Maxwell Wilcox, the slim American, entered the room wearing his navy blazer displaying that awful double row of gold colored buttons. The embossed insignia on each one looked like handcuffs. Could they be Maxwell's perception of the symbol of his profession?
"I want a check, Maxwell, a full check, on a member of the nursing staff."
Maxwell went to the computer and typed the code to gain access to the site network. He smiled briefly. "A nurse? What name, Jim?"
"Corbin. Leanne Corbin."
A few taps of the keys brought up a full screen of text, and Maxwell read quickly through the skimpy details. "Trained in New Mexico, first appointment in Albuquerque, worked in France for three years, then joined us from the cancer unit in Lyon, France. That was five years ago. Clearance is fine. Good CV. Speaks French well. No children. Her husband works in one of the local industries. Is there a problem, Jim?"
"Probably not -- if she's been with us for several years." Kappa pointed to the monitor. "I hoped you'd have something more recent. Does your team keep any other records?"

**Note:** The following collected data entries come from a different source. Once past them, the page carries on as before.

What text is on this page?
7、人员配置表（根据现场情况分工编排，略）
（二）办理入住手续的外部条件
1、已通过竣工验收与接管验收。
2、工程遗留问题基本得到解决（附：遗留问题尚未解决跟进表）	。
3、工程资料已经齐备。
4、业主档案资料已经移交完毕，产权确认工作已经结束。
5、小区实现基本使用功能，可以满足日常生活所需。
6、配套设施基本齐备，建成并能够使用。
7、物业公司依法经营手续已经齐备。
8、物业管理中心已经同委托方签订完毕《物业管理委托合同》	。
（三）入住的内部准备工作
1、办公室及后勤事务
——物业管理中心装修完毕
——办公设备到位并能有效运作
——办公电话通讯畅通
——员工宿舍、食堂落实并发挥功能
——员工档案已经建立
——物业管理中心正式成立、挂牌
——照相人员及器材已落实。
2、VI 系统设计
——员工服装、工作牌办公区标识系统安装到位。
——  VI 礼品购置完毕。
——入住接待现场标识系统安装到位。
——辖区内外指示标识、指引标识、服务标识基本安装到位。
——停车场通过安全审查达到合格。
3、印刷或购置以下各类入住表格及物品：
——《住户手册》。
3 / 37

"We make jottings on staff in a separate folder on the computer. Mostly it's just temporary stuff that we junk every few months." Maxwell tapped the keys again and a new screen appeared. "Sunday. That's only yesterday." He sounded surprised. "Leanne Corbin was seen talking to a man and a woman in a bar in Avignon. The two words used here are 'rather intensely'. They were looking at a map of this area, which must be why Cranburg thought it worth recording. We have to watch for staff making contact with the press in their free time. And there's an earlier note that she was using a computer in an Internet café in Avignon ... last month. An Internet search on something. I'll speak with Cranburg. Maybe he'll have more information."